Bashar Hafez al-Assad is de president van Syrië. Een staatsman en politicus bekleedt sinds 2000 de hoogste post. Hij volgde zijn vader op, Ghafiz al-Assad, die sinds 1971 in Syrië regeerde. Ondanks de hoop op democratische hervormingen en een heropleving van de Syrische economie, zette Bashar al-Assad de autoritaire methoden van zijn vader grotendeels voort. Vanaf 2011 kreeg Assad te maken met een grote opstand in Syrië, die uitgroeide tot een burgeroorlog.

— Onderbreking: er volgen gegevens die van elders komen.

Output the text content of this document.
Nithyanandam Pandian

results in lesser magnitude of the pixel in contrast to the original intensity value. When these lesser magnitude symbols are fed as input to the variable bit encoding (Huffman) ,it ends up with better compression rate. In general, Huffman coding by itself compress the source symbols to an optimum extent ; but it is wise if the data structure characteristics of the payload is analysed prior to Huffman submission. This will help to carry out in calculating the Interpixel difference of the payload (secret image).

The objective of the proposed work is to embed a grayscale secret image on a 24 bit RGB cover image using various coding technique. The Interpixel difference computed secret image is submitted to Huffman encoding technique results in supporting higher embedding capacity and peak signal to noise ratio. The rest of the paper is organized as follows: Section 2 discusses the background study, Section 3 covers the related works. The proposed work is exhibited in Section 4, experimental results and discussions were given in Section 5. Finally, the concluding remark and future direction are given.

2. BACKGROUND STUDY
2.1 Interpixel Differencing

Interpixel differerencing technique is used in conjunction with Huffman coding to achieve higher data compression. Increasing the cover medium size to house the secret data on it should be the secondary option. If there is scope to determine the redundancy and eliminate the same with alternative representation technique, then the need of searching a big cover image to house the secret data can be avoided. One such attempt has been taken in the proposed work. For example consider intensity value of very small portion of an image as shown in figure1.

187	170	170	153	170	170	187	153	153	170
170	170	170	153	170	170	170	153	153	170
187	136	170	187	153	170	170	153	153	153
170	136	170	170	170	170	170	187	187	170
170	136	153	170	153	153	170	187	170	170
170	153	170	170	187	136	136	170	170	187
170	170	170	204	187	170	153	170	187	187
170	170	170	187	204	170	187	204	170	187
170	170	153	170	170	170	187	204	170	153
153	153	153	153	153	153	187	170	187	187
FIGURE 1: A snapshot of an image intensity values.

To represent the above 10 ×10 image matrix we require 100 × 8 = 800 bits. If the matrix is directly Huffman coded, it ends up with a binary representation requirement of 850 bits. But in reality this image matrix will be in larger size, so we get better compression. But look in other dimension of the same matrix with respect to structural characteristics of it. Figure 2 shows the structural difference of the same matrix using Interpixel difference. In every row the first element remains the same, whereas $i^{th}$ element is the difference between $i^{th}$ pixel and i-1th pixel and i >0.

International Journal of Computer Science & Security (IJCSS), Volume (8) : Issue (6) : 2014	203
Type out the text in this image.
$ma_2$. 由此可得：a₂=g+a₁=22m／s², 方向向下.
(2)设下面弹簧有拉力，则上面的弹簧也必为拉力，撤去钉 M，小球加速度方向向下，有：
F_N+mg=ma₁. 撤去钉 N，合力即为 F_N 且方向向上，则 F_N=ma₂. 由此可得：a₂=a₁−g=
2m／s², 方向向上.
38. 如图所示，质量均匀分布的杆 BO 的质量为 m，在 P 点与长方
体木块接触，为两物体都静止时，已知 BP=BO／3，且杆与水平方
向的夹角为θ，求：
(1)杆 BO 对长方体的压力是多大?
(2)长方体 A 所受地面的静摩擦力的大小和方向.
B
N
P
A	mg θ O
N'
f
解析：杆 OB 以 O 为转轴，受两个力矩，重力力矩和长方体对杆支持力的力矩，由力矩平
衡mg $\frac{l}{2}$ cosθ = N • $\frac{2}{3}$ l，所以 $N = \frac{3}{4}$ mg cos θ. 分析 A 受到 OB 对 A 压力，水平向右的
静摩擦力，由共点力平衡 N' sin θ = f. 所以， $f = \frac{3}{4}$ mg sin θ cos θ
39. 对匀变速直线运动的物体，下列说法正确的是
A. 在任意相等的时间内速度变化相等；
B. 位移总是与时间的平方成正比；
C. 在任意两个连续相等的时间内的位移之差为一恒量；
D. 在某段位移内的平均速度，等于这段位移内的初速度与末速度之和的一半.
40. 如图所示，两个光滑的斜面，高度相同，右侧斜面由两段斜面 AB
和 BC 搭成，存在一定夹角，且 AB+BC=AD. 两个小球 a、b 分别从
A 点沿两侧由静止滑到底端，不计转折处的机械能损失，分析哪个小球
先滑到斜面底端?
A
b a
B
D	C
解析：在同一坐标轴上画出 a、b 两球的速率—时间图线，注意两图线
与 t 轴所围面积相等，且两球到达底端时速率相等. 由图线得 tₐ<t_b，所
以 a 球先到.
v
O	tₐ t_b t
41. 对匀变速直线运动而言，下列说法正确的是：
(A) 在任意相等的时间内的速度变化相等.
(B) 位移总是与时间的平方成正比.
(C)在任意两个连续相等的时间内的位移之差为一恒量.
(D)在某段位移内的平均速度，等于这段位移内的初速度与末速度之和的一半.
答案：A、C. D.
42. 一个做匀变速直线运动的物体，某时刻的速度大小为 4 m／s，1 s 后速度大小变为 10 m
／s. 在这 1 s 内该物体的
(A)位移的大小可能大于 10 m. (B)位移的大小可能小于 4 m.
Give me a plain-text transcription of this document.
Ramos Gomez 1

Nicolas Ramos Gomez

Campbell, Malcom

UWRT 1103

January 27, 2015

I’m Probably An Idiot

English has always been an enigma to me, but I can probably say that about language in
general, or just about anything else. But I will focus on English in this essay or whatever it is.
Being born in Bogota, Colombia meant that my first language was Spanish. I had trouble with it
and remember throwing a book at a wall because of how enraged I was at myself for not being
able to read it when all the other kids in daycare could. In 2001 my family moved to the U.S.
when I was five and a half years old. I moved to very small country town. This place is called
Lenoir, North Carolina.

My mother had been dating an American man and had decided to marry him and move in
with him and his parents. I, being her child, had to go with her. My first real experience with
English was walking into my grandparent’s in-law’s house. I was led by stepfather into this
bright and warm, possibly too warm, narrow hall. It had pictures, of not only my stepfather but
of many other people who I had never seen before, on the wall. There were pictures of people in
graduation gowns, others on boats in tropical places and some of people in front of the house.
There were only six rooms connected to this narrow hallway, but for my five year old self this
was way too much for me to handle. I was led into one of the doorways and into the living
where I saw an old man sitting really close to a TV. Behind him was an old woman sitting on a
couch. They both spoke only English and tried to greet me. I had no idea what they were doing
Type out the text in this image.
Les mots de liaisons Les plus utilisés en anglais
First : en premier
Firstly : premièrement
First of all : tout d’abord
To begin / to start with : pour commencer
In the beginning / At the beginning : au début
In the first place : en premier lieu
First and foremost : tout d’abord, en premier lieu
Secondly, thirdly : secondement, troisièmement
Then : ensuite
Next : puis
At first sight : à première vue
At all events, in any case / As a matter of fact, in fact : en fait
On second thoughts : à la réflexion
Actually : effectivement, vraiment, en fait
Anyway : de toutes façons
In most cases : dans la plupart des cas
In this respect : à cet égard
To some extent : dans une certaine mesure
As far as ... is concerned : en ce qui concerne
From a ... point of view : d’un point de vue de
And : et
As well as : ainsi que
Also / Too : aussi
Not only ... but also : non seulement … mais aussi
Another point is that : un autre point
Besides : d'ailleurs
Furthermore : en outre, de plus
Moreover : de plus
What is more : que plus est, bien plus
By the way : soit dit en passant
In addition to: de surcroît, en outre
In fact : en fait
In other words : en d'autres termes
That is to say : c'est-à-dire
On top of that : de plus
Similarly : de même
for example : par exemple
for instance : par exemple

![Image Image](https://images.culturehatti.com/img/kultura-i-obshestvo/69/prezident-sirii-bashar-asad-biografiya-i-politicheskaya-deyatelnost.jpg)
Een korte biografie van de president van Syrië
Bashar al-Assad werd op 11 september 1965 geboren in Damascus. Hij was het derde kind van Hafiz al-Assad, een Syrische militaire officier en lid van de Ba'ath-partij, die in 1971 het presidentschap bereikte als gevolg van een staatsgreep. De familie Assad behoorde tot de Syrische 'Alawitische minderheid', een sjiitische sekte die traditioneel ongeveer 10 procent van de bevolking van het land uitmaakt.
Bashar werd opgeleid in Damascus en studeerde geneeskunde aan de Damascus University en studeerde in 1988 af met een diploma oogarts. Vervolgens diende hij als militaire arts in een ziekenhuis en verhuisde in 1992 naar Londen om zijn studie voort te zetten. In 1994 stierf zijn oudere broer, die tot erfgenaam van zijn vader was benoemd, bij een auto-ongeluk. Ondanks het gebrek aan militaire en politieke ervaring keerde Bashar terug naar Syrië. Om zijn positie bij de militaire en inlichtingendiensten van het land te versterken, studeerde hij aan de militaire academie. Als gevolg hiervan ontving hij de rang van kolonel en leidde hij de Republikeinse Garde.
Carrière
Shafiz al-Assad stierf op 10 juni 2000. Een paar uur na zijn dood keurde de nationale wetgever een grondwetswijziging goed, volgens welke de minimumleeftijd voor de president werd verlaagd van 40 naar 34 jaar (dat is hoeveel jaar Bashar al-Assad toen was). Op 18 juni werd Assad benoemd tot algemeen secretaris van de regerende Baat-partij en twee dagen later benoemde het partijcongres hem tot presidentskandidaat, de nationale wetgever keurde de benoeming goed. Assad werd gekozen voor een ambtstermijn van zeven jaar.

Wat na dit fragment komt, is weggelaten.